Crafting experience...
10/26/2025
A Project Made By
Submitted for
Built At
Gator Hack IV
Hosted By
Framing the Problem
Current educational Q&A systems face three key challenges: retrieval inefficiency, limited context windows, and token inefficiency. Traditional vector databases perform linear searches with O(N) complexity, requiring hundreds of comparisons per query. Large documents often exceed LLM context limits, forcing truncation or multi-pass processing. Retrieving large text chunks wastes memory when answers are usually short. This problem affects students who waste time searching materials, teachers who cannot scale help to large classes, and institutions that find current RAG systems too costly for widespread use.
Idea Explanation
SCOPE Trees (Selective Compression for Optical Progressive Exploration) is a hierarchical tree-based RAG system that organizes documents into four levels of compression. Level 1 provides a 20× compressed gist, Level 2 divides the document into 10 compressed sections, Level 3 into 100 subsections, and Level 4 into 500 uncompressed excerpts. Using optical compression via DeepSeek-OCR’s vision-language model, text is rendered as images and encoded into compact vision tokens, achieving up to 10× compression with 97% accuracy.

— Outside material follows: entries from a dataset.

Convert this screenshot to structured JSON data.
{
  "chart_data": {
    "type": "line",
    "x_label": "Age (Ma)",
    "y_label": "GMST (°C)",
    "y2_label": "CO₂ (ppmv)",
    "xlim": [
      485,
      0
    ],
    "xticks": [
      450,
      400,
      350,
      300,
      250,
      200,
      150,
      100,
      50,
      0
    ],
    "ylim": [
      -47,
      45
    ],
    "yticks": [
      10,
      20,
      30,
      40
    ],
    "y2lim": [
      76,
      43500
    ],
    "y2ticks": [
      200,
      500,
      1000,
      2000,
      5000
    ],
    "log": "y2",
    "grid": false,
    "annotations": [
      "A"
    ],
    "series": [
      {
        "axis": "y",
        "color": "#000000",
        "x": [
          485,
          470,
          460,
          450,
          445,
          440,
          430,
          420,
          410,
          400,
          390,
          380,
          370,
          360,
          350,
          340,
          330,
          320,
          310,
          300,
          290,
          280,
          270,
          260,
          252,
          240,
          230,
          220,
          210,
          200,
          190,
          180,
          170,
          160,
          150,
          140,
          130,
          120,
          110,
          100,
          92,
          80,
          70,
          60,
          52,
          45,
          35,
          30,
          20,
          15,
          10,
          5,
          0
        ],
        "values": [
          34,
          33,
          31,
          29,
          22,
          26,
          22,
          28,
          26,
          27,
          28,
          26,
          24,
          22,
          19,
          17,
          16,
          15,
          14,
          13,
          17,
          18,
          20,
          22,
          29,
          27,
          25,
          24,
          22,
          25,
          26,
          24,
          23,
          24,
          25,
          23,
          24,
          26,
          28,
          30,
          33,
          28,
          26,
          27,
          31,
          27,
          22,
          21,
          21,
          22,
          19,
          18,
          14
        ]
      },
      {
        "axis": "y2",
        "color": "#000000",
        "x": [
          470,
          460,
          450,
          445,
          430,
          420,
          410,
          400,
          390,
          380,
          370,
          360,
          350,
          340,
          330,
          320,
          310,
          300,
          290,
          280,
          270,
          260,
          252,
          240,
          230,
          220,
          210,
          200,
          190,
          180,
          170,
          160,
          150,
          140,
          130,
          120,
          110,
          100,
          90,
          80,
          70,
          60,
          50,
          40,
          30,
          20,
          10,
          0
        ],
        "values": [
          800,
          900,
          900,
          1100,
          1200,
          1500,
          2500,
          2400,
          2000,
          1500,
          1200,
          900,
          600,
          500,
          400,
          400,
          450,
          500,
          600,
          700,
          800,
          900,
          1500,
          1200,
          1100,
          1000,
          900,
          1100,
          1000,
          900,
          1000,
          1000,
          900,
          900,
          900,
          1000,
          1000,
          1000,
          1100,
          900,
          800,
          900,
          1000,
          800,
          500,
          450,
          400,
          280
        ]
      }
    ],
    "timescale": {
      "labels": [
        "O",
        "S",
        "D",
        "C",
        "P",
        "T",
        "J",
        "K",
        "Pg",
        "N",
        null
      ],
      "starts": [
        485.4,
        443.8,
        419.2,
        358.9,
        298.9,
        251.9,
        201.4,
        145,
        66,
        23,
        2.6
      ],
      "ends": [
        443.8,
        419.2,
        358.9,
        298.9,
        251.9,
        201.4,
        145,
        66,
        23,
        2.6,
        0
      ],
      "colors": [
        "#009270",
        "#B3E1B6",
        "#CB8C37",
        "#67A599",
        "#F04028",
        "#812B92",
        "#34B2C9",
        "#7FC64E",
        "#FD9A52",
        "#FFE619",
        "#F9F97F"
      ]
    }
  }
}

The system fixes inefficiencies by replacing linear searches with a hierarchical traversal. A navigation LLM decides which sections to explore, achieving O(log N) retrieval with only three navigation decisions instead of hundreds of comparisons. Optical compression drastically reduces token usage—256 vision tokens replace over 1,000 text tokens. The retrieval process is transparent, with real-time updates showing traversal progress, and it eliminates hallucinations by retrieving text before answering.
Implementation
SCOPE includes five components:
Frontend: Flask web app for teachers (upload PDFs) and students (ask questions).
Backend: Flask server with Socket.IO handling API calls and real-time updates.
Database: SQLite storing documents, chat sessions, and logged questions.
SCOPE Core: The tree builder and traversal engine.
OCR Server: DeepSeek-OCR running on vLLM for compression and decompression.
The frontend communicates with the backend via HTTP and WebSocket. Teachers upload documents through /api/upload, triggering background indexing and progress notifications. Students send questions via WebSocket and receive live traversal updates and answers.
The database contains:
Documents: PDF metadata and token size.
Chats: Conversation histories.
Questions: Logs with answers, metrics, and response times.
DeepSeek-OCR compresses text by converting it to 2048×2048 PNG images and encoding them into 256 vision tokens. Decompression retrieves text via DeepSeek3B-MoE. Testing on a 24-page document (11,379 tokens) achieved 10–15× effective compression across layers.
Comparison:
Standard vector DB: O(N), 1500–2500 tokens per query.
GraphRAG: O(E+V), higher cost and 2000–4000 tokens per query.
SCOPE Trees: O(log N), only three navigation decisions, higher transparency, and logarithmic scaling.
The system runs Flask + Socket.IO for concurrency, vLLM for optimized inference (70+ tokens/sec), and requires ~18 GB VRAM.
Challenges
Integration was difficult due to model speed and compatibility. The team migrated DeepSeek-OCR to vLLM for faster inference and CUDA optimization, resolving version and memory issues via software updates and quantization. Coordinating multiple services (OCR health checks, WebSocket sync, background indexing, and caching 611 JSON files per document) required custom threading, retries, and LRU caching.
Accomplishments
They confirmed optical compression’s viability and learned that vision tokens can efficiently encode text with minimal accuracy loss. Inspired by human memory structure, they applied hierarchical compression to mirror progressive recall. They built a working 4-level RAG with 611 nodes per document, dual-LLM navigation, real-time visualization, and zero hallucinations. Retrieval now requires only three navigation steps versus 500 in standard RAG.
Next Steps
Future work includes improving accuracy with confidence scoring and chain-of-thought prompting, upgrading document splitting using layout detection (PP-DocLayout), and optimizing OCR speed via batching, caching, and quantization. GPU utilization is only 66%, so enhancing parallelization could cut response times from 15 s to 5 s.
Benchmarking against Pinecone, Weaviate, GraphRAG, and LightRAG is planned using metrics like accuracy, precision, latency, cost, and scalability. SCOPE is expected to excel in conceptual Q&A and scale logarithmically with document size.
Conclusion
SCOPE Trees demonstrates that hierarchical organization and optical compression can revolutionize RAG efficiency. By combining DeepSeek-OCR’s 10× compression (97% accuracy) with logarithmic retrieval, it proves that vision-language models can act as text compressors for educational AI. Built in 48 hours for GatorHacks 2025, the Teacher Assistant Bot shows that future RAG systems should focus not on larger databases but on smarter, hierarchical designs that mimic human document navigation.